Unlike the city condition, where the ‘Terrain Vague’ lifts its head underneath a carpet of urbanity, in localized and isolated exceptions, the vastness of the terrain dominates the desert and patches of urbanity are an anomaly. Nevertheless, in a similar manner we aim to conquer the wilderness, establish boundaries, order mechanisms and control devices enabling the annihilation of the void. In fact, this act is in the very essence of architectural utopianism.

However, the desert is not truly a void, nor has it been so in the past. It is a realm of ample history and presence of natural and human life. Desertification processes are affecting a fifth of the world population, and further regions are developing increased vulnerability to aridity. In Israel, the Negev desert, accounts for 2/3 of the land area. It is a site of continuous environmental and social experimentation, situated in the southern blind spot of Israel. Existing practices of settlement and resource management, particularly water and energy infrastructures may reach an inevitable end in the wake of an escalating global energy crisis, and trends of climate weirding. Nevertheless, there exists an innate and often disregarded capacity in the desert for solar energy generation, water collection and livelihood. This thesis aims to unveil these embedded potentials through developing an understanding of the ecological, cultural & political dimensions of the systems in question, and their interactions.

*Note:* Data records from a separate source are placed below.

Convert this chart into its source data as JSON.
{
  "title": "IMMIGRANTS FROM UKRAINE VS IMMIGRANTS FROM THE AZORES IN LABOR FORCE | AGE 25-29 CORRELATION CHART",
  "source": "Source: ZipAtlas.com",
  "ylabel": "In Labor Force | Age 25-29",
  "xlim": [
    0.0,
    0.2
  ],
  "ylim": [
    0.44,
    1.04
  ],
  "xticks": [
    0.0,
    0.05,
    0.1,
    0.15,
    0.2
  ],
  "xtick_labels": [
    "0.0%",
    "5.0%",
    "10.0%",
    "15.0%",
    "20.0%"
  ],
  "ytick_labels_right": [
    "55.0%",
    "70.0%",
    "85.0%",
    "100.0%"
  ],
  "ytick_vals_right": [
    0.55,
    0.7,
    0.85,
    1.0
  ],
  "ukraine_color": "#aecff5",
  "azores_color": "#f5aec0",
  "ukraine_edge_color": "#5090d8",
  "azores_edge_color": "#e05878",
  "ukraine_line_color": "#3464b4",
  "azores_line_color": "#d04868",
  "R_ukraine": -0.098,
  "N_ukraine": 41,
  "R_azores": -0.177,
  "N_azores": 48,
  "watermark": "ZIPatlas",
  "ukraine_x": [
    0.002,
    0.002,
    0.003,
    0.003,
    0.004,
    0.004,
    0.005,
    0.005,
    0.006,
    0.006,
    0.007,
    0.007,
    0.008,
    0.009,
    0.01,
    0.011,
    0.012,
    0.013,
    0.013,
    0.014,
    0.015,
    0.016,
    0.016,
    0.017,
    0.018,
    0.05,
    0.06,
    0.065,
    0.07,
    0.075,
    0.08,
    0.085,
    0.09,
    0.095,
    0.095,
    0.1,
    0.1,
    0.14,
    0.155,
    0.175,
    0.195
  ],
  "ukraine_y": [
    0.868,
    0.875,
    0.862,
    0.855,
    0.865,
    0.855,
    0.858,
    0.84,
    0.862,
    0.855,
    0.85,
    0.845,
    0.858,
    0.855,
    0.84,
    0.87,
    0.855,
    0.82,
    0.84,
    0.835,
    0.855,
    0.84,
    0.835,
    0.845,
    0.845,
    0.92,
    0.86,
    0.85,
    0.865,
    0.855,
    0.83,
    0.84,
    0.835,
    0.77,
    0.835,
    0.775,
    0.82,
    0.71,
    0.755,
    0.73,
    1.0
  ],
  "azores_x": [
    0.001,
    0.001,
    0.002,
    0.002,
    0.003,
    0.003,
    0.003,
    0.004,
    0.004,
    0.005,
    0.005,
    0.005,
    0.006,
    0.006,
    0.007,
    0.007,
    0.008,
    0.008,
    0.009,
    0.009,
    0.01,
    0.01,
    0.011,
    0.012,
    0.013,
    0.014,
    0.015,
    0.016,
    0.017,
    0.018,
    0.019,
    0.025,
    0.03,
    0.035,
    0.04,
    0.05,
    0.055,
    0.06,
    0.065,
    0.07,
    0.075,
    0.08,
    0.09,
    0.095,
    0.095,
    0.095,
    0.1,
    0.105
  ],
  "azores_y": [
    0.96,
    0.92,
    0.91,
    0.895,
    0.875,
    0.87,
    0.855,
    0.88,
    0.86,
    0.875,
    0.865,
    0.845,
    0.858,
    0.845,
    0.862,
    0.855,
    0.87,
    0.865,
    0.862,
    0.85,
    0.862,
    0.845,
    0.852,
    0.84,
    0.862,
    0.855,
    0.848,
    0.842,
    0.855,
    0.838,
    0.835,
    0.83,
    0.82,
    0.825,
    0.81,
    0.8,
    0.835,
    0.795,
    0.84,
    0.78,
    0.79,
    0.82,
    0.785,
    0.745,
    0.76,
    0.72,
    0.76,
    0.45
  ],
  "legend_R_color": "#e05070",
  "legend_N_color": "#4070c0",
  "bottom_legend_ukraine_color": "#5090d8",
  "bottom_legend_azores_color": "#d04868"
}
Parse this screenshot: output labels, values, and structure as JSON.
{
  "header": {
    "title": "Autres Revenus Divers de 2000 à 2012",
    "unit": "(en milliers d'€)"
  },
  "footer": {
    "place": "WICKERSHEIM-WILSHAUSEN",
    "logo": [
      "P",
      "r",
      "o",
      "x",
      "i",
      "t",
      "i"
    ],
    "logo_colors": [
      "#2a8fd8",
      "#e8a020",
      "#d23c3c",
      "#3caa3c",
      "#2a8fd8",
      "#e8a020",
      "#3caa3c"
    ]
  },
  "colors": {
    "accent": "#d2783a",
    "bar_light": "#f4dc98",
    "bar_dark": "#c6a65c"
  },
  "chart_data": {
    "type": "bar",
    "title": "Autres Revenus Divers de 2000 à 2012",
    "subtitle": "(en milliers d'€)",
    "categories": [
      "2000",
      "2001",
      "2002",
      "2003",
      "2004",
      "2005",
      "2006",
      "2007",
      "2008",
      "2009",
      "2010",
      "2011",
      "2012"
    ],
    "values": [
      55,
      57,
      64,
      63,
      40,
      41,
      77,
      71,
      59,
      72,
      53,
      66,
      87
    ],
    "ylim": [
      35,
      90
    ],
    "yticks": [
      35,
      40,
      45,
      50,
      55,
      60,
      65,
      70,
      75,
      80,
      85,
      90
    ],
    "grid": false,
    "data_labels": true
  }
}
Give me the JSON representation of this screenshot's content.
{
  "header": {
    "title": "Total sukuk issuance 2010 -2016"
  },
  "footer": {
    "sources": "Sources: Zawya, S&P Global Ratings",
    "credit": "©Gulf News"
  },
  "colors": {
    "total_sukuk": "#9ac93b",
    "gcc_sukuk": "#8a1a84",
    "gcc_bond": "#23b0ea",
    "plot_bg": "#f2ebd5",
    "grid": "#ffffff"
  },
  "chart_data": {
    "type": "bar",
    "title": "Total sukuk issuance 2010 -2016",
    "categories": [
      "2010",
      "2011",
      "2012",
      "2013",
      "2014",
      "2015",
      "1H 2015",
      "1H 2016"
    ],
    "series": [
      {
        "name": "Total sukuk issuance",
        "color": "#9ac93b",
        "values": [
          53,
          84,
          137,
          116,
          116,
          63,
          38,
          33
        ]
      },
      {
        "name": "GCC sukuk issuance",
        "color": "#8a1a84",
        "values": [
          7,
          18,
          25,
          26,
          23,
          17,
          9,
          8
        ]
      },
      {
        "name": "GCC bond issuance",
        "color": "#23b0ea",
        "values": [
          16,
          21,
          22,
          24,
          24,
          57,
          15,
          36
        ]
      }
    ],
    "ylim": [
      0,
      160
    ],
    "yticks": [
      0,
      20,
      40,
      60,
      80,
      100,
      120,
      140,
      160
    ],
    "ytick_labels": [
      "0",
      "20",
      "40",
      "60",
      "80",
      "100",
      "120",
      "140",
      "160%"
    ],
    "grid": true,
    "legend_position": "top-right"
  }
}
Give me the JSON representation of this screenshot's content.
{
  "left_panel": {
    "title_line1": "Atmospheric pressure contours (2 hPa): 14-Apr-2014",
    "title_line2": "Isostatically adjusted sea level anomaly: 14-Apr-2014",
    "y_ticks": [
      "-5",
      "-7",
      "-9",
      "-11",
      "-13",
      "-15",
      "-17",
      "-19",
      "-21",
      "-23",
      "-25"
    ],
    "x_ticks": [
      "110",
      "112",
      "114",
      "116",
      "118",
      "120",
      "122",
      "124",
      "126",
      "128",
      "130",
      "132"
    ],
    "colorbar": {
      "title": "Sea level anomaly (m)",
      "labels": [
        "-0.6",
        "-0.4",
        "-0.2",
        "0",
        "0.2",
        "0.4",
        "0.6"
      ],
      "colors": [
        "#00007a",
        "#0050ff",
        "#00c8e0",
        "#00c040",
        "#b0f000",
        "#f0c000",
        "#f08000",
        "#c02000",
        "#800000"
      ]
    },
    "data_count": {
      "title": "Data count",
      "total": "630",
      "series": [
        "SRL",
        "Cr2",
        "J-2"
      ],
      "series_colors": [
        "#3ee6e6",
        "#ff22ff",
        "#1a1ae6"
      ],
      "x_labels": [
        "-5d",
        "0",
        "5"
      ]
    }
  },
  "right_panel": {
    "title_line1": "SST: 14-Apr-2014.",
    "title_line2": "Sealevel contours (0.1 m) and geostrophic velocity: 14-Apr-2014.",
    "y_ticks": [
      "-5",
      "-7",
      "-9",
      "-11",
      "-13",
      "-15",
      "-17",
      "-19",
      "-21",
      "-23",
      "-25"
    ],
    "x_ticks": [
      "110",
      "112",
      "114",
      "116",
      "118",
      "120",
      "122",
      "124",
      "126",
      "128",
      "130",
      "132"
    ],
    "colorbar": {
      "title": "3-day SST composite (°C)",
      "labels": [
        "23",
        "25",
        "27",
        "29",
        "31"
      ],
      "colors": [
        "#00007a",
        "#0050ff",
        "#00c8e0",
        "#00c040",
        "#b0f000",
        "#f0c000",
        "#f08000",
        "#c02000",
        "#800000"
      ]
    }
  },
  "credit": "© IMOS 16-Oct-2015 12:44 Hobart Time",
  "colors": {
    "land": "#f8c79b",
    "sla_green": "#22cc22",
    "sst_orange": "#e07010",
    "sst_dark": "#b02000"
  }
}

Under the conviction that aggression towards the environment and towards other human beings is rooted in a similar affliction, this work aspires for a relationship of empathy between the land and its inhabitants. It wishes to highlight the often neglected qualities of the desert via a proposal for a hybrid of solar, water, greenhousing & urban infrastructural system with the natural system of Wadi Pharan. The system proposed is intended to capitalize on the qualities of this unique territory, while resisting its violent abuse.



Tuesday, November 17, 2009

Pharan floods- site I


First try at mapping wadi Pharan seasonal variations and flooding patterns. This is the first site out of 3 which I am planning to map. Each site has a different condition in terms of the workings of the wadi. At this site, site I the wadi intersects with the Jordanian border, the Jordan rift valley (Arava in Hebrew) and road 90. This is also the only place along the wadi which is currently populated. As seen in the maps, the small settlement placed to the south of the wadi is Moshav Pharan named after the wadi. The moshav, consisting about 100 families, was founded in 1971 as a Kibbutz and then converted into a moshav structure. Meaning there is still collaboration on agricultural activities, yet other aspects of life are managed individually. The moshav relies on agriculture export for its source of income, mostly flowers and peppers, which are grown in the extensive greenhouses seen above. Some families run dairy farms, and recently solar fields are promoted as an upcoming source of income.

Wednesday, November 11, 2009

ephemeral lake



Winner of UNCCD2009 international photography contest on themes of global desertification. Indian photographer Chetan Soni capturing an Indian girl fetching water from a distance, walking through the now dry bed of lake Kal Bhairav.